It’s hard to believe a third of my sabbatical has gone by already. The Festival of Homiletics was wonderful with lots of food for thought. I need to eventually get back to my notes and see what they inspire after sitting for awhile. After the Festival I’ve been traveling a bit with stops at Carlsbad Caverns, White Sands National Monument, Chiricahua National Monument, and Saguaro National Park. I’ve also been spent visiting old friends in Phoenix, Arizona, with a few days just to rest as well as side trips to Sedona, Arizona, Tonto National Monument, and the Phoenix Zoo. All the while I’ve also been working with my publisher on getting my book ready for publication. It’s looking like the publication date will be around the end of June.

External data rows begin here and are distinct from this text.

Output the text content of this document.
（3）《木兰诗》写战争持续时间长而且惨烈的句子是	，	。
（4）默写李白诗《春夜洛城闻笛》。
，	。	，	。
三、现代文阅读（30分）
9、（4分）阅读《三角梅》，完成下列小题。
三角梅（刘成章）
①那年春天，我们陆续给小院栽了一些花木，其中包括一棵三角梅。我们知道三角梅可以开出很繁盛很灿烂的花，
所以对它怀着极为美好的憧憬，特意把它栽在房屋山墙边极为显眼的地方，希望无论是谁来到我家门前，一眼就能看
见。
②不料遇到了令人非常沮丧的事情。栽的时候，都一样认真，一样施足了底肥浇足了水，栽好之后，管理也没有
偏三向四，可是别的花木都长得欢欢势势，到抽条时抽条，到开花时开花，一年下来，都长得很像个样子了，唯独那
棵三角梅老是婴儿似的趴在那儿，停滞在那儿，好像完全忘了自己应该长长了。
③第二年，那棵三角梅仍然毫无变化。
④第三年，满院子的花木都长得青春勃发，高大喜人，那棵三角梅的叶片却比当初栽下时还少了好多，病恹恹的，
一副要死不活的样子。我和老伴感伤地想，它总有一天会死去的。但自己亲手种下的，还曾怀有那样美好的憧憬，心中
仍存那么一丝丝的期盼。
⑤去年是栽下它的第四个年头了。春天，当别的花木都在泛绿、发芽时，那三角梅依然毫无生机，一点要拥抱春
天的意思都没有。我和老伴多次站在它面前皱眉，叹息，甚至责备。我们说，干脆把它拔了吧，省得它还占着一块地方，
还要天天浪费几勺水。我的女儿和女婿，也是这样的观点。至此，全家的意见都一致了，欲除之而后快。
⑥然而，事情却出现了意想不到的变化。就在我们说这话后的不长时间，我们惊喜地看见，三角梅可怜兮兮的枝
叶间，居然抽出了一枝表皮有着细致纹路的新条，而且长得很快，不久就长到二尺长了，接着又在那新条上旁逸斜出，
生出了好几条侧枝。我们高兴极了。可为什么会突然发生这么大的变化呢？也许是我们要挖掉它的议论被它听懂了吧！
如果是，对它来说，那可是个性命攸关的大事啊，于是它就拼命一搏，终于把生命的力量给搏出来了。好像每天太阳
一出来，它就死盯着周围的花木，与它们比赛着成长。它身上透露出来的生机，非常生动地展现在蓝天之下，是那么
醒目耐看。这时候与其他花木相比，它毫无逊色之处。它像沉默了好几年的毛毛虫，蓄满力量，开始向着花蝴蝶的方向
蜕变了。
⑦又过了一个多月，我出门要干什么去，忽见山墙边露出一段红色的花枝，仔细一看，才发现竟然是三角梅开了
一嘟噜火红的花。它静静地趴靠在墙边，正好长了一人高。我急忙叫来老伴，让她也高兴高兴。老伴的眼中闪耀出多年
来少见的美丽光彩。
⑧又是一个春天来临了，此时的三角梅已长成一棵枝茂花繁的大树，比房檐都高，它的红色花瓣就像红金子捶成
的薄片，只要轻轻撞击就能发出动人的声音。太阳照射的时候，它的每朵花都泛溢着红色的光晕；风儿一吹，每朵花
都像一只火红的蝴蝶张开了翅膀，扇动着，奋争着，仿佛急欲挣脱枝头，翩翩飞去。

It’s really been a wonderful trip. I’ll be starting the multi-day drive home tomorrow. It looks like June will largely be occupied by moving to a new apartment and I still have the Wild Goose Festival scheduled for July. And then there’s book-related stuff… I’m also still hopeful I can make time for some writing, reflection, and creating some better habits with my personal spiritual practices. I’m excited for these next two months and beyond. Wherever the Divine might lead, I know I must follow.

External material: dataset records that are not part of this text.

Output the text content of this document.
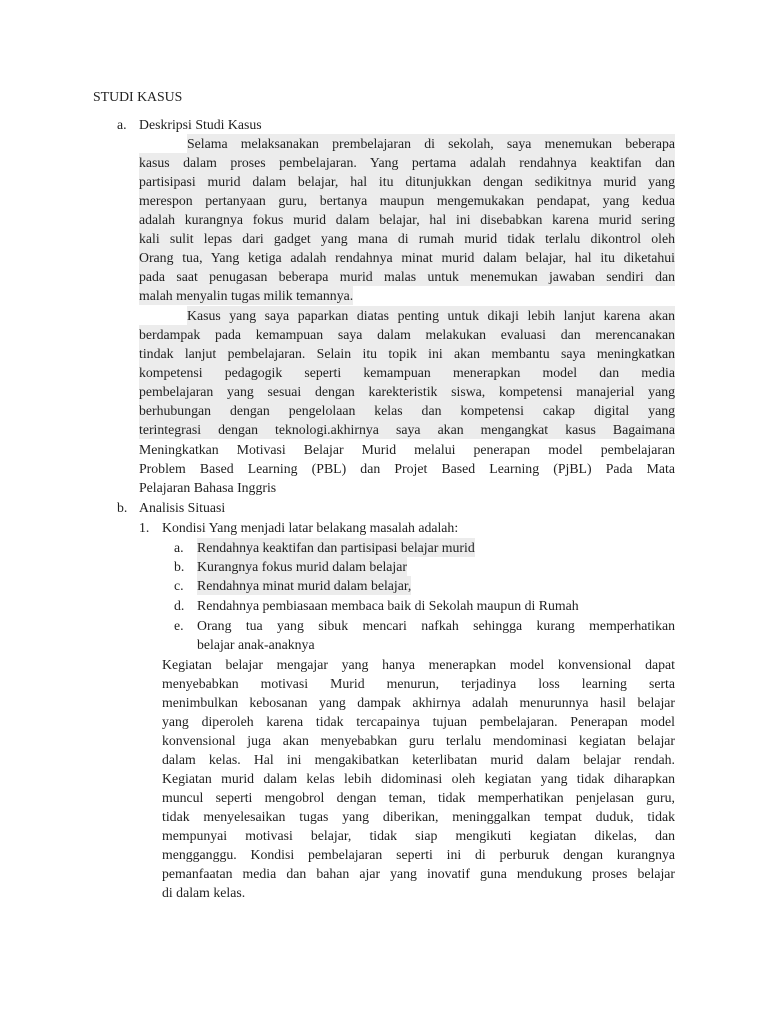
STUDI KASUS
a. Deskripsi Studi Kasus
Selama melaksanakan prembelajaran di sekolah, saya menemukan beberapa
kasus dalam proses pembelajaran. Yang pertama adalah rendahnya keaktifan dan
partisipasi murid dalam belajar, hal itu ditunjukkan dengan sedikitnya murid yang
merespon pertanyaan guru, bertanya maupun mengemukakan pendapat, yang kedua
adalah kurangnya fokus murid dalam belajar, hal ini disebabkan karena murid sering
kali sulit lepas dari gadget yang mana di rumah murid tidak terlalu dikontrol oleh
Orang tua, Yang ketiga adalah rendahnya minat murid dalam belajar, hal itu diketahui
pada saat penugasan beberapa murid malas untuk menemukan jawaban sendiri dan
malah menyalin tugas milik temannya.
Kasus yang saya paparkan diatas penting untuk dikaji lebih lanjut karena akan
berdampak pada kemampuan saya dalam melakukan evaluasi dan merencanakan
tindak lanjut pembelajaran. Selain itu topik ini akan membantu saya meningkatkan
kompetensi pedagogik seperti kemampuan menerapkan model dan media
pembelajaran yang sesuai dengan karekteristik siswa, kompetensi manajerial yang
berhubungan dengan pengelolaan kelas dan kompetensi cakap digital yang
terintegrasi dengan teknologi.akhirnya saya akan mengangkat kasus Bagaimana
Meningkatkan Motivasi Belajar Murid melalui penerapan model pembelajaran
Problem Based Learning (PBL) dan Projet Based Learning (PjBL) Pada Mata
Pelajaran Bahasa Inggris
b. Analisis Situasi
1. Kondisi Yang menjadi latar belakang masalah adalah:
a. Rendahnya keaktifan dan partisipasi belajar murid
b. Kurangnya fokus murid dalam belajar
c. Rendahnya minat murid dalam belajar,
d. Rendahnya pembiasaan membaca baik di Sekolah maupun di Rumah
e. Orang tua yang sibuk mencari nafkah sehingga kurang memperhatikan
belajar anak-anaknya
Kegiatan belajar mengajar yang hanya menerapkan model konvensional dapat
menyebabkan motivasi Murid menurun, terjadinya loss learning serta
menimbulkan kebosanan yang dampak akhirnya adalah menurunnya hasil belajar
yang diperoleh karena tidak tercapainya tujuan pembelajaran. Penerapan model
konvensional juga akan menyebabkan guru terlalu mendominasi kegiatan belajar
dalam kelas. Hal ini mengakibatkan keterlibatan murid dalam belajar rendah.
Kegiatan murid dalam kelas lebih didominasi oleh kegiatan yang tidak diharapkan
muncul seperti mengobrol dengan teman, tidak memperhatikan penjelasan guru,
tidak menyelesaikan tugas yang diberikan, meninggalkan tempat duduk, tidak
mempunyai motivasi belajar, tidak siap mengikuti kegiatan dikelas, dan
mengganggu. Kondisi pembelajaran seperti ini di perburuk dengan kurangnya
pemanfaatan media dan bahan ajar yang inovatif guna mendukung proses belajar
di dalam kelas.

The second full day of the Festival is done. Who knew listening to great speakers could be so exhausting? After beginning Monday evening with Walter Brueggemann and Rob Bell, I began Tuesday with hearing great talks from Brueggemann again as well as Nadia Bolz-Weber. Then after finding lunch on San Antonio’s Riverwalk I went back for another lecture but could barely keep my eyes open. Went back to my hotel about 3:30 and just took it easy for the rest of the day. Today I heard Brian McLaren, Otis Moss III, and Craig Satterlee (who gave a great talk about preaching about money). All of the above speakers have been incredibly inspiring with lots to say about preaching and the future of Christianity and I have lots of notes to try to digest. Might have to buy the recordings of a couple of the lectures. Most of them fit well with my sabbatical goal of reflecting on who/what I am called to be/do as a minister. I just need time to take in what was said and meditate on it. I’m tired enough at the end of the day that I’m not sure reflection would be very fruitful but I’ve got lots of sabbatical left. To my preaching friends, I’d highly recommend coming to this Festival someday.

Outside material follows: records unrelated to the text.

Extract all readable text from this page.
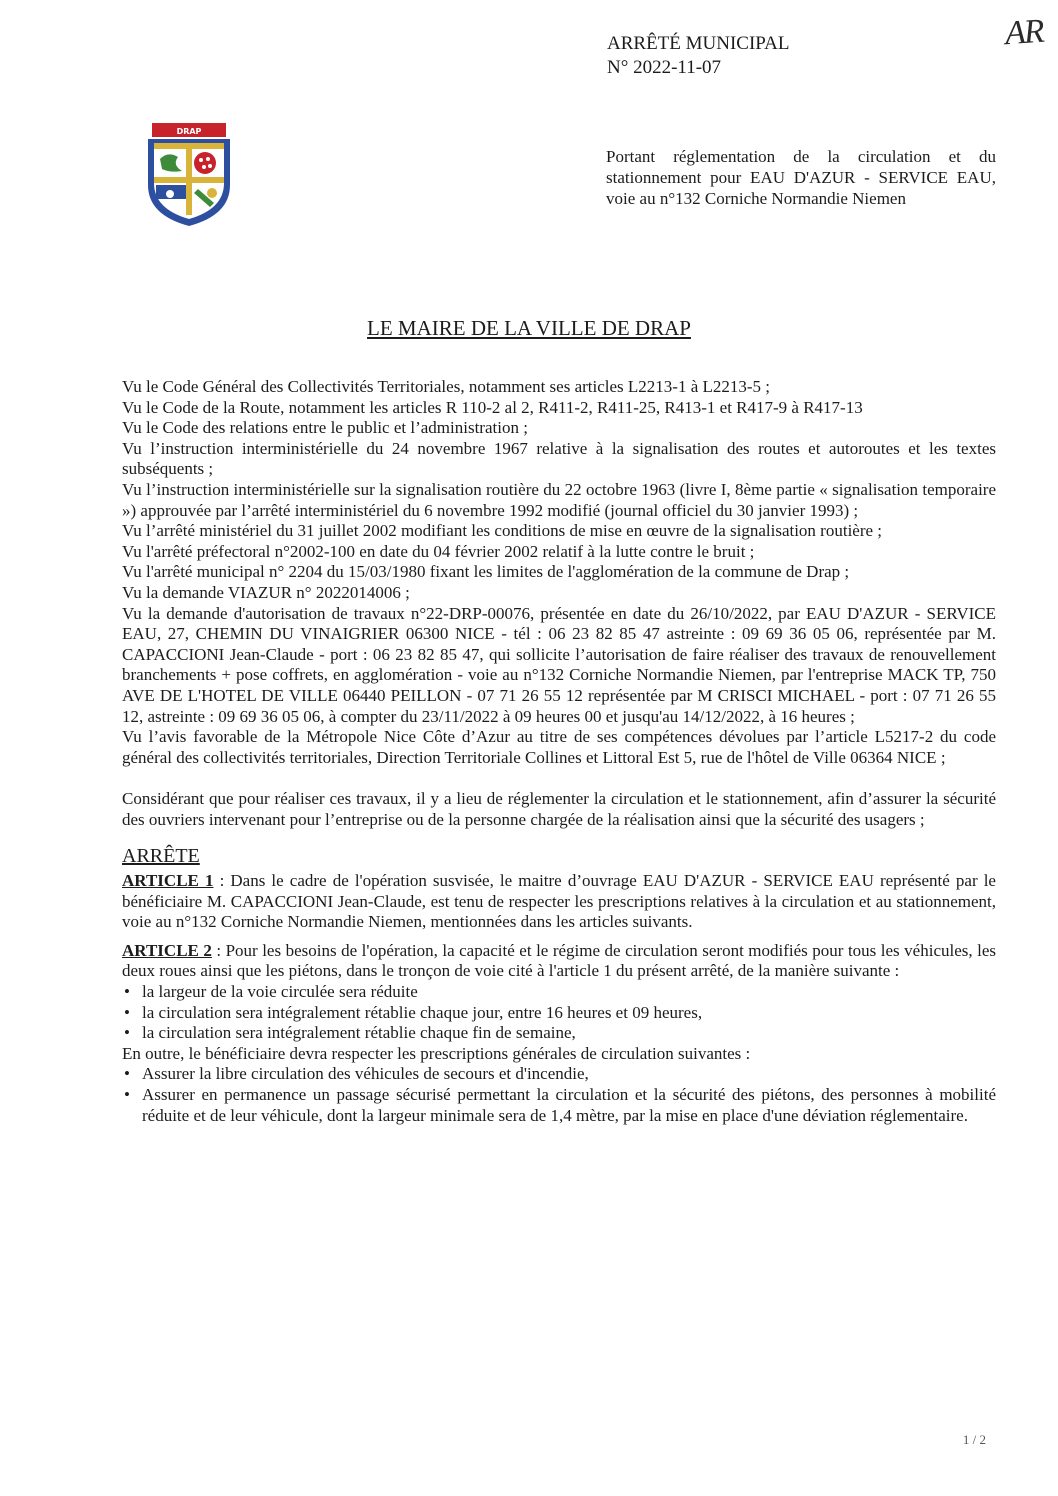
ARRÊTÉ MUNICIPAL
N° 2022-11-07
AR
DRAP
Portant réglementation de la circulation et du stationnement pour EAU D'AZUR - SERVICE EAU, voie au n°132 Corniche Normandie Niemen
LE MAIRE DE LA VILLE DE DRAP

Vu le Code Général des Collectivités Territoriales, notamment ses articles L2213-1 à L2213-5 ;

Vu le Code de la Route, notamment les articles R 110-2 al 2, R411-2, R411-25, R413-1 et R417-9 à R417-13

Vu le Code des relations entre le public et l’administration ;

Vu l’instruction interministérielle du 24 novembre 1967 relative à la signalisation des routes et autoroutes et les textes subséquents ;

Vu l’instruction interministérielle sur la signalisation routière du 22 octobre 1963 (livre I, 8ème partie « signalisation temporaire ») approuvée par l’arrêté interministériel du 6 novembre 1992 modifié (journal officiel du 30 janvier 1993) ;

Vu l’arrêté ministériel du 31 juillet 2002 modifiant les conditions de mise en œuvre de la signalisation routière ;

Vu l'arrêté préfectoral n°2002-100 en date du 04 février 2002 relatif à la lutte contre le bruit ;

Vu l'arrêté municipal n° 2204 du 15/03/1980 fixant les limites de l'agglomération de la commune de Drap ;

Vu la demande VIAZUR n° 2022014006 ;

Vu la demande d'autorisation de travaux n°22-DRP-00076, présentée en date du 26/10/2022, par EAU D'AZUR - SERVICE EAU, 27, CHEMIN DU VINAIGRIER 06300 NICE - tél : 06 23 82 85 47 astreinte : 09 69 36 05 06, représentée par M. CAPACCIONI Jean-Claude - port : 06 23 82 85 47, qui sollicite l’autorisation de faire réaliser des travaux de renouvellement branchements + pose coffrets, en agglomération - voie au n°132 Corniche Normandie Niemen, par l'entreprise MACK TP, 750 AVE DE L'HOTEL DE VILLE 06440 PEILLON - 07 71 26 55 12 représentée par M CRISCI MICHAEL - port : 07 71 26 55 12, astreinte : 09 69 36 05 06, à compter du 23/11/2022 à 09 heures 00 et jusqu'au 14/12/2022, à 16 heures ;

Vu l’avis favorable de la Métropole Nice Côte d’Azur au titre de ses compétences dévolues par l’article L5217-2 du code général des collectivités territoriales, Direction Territoriale Collines et Littoral Est 5, rue de l'hôtel de Ville 06364 NICE ;

Considérant que pour réaliser ces travaux, il y a lieu de réglementer la circulation et le stationnement, afin d’assurer la sécurité des ouvriers intervenant pour l’entreprise ou de la personne chargée de la réalisation ainsi que la sécurité des usagers ;

ARRÊTE

ARTICLE 1 : Dans le cadre de l'opération susvisée, le maitre d’ouvrage EAU D'AZUR - SERVICE EAU représenté par le bénéficiaire M. CAPACCIONI Jean-Claude, est tenu de respecter les prescriptions relatives à la circulation et au stationnement, voie au n°132 Corniche Normandie Niemen, mentionnées dans les articles suivants.

ARTICLE 2 : Pour les besoins de l'opération, la capacité et le régime de circulation seront modifiés pour tous les véhicules, les deux roues ainsi que les piétons, dans le tronçon de voie cité à l'article 1 du présent arrêté, de la manière suivante :

• la largeur de la voie circulée sera réduite
• la circulation sera intégralement rétablie chaque jour, entre 16 heures et 09 heures,
• la circulation sera intégralement rétablie chaque fin de semaine,

En outre, le bénéficiaire devra respecter les prescriptions générales de circulation suivantes :

• Assurer la libre circulation des véhicules de secours et d'incendie,
• Assurer en permanence un passage sécurisé permettant la circulation et la sécurité des piétons, des personnes à mobilité réduite et de leur véhicule, dont la largeur minimale sera de 1,4 mètre, par la mise en place d'une déviation réglementaire.
1 / 2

After 2 days of long drives I arrived in San Antonio for the Festival of Homiletics. Yes, a festival for and about preachers and preaching. 1800 church nerds. I got here early enough I had time to walk around the Riverwalk, have lunch, and take a nap before the first night’s gatherings. First up with the sermon in opening worship was Walter Brueggemann who talked about church shibboleths – how we identify ourselves – and how we’ve been getting it wrong (hint: church isn’t supposed to be about collecting power and wealth but about love and justice). Then Rob Bell gave a lecture about the craft of preaching. He talked about how we’re all connected and not just observers, how we need to notice what’s happening around us, and how we are called to create space for others to feel those connections. Both speakers were great and I took notes (better than the summaries above) so I can mull over some of the good points later. But what was really apparent and intriguing to me was their respective styles. Brueggeman stood at the pulpit and mostly looked down at his notes as he spoke. Bell was engaging and humorous, roaming the stage without any notes at all, and knew how to work the crowd. But there was a lot of fluff. Brueggeman had just as much of import to say in his 15 minutes as Bell did in his hour. I wouldn’t say one was better than the other. They were both captivating and inspiring in their own ways. I would happily listen to either of them again. Maybe the conclusion here, and what we need to remember as preachers, is that the message is what’s important, not the box it comes in.
What does it mean to call yourself a Christian? A month or so ago this question came up in a couple of different conversations in the span of a few days. In one of those conversations I was a little surprised when a person who has been around progressive Christianity circles for many years answered the question in a very traditional way. For them, to be a Christian meant to believe the right doctrines – to believe in and accept Jesus as a personal savior who died for our sins to save us from hell and to believe in teachings such as the virgin birth and bodily resurrection. Unfortunately, this definition of Christian that they were taught as a child was so deeply ingrained in their psyche that they couldn’t see past it nor live up to it. I believe that this is a common experience in our world today and, as a Christian minister for whom this path has been incredibly meaningful, it saddens me.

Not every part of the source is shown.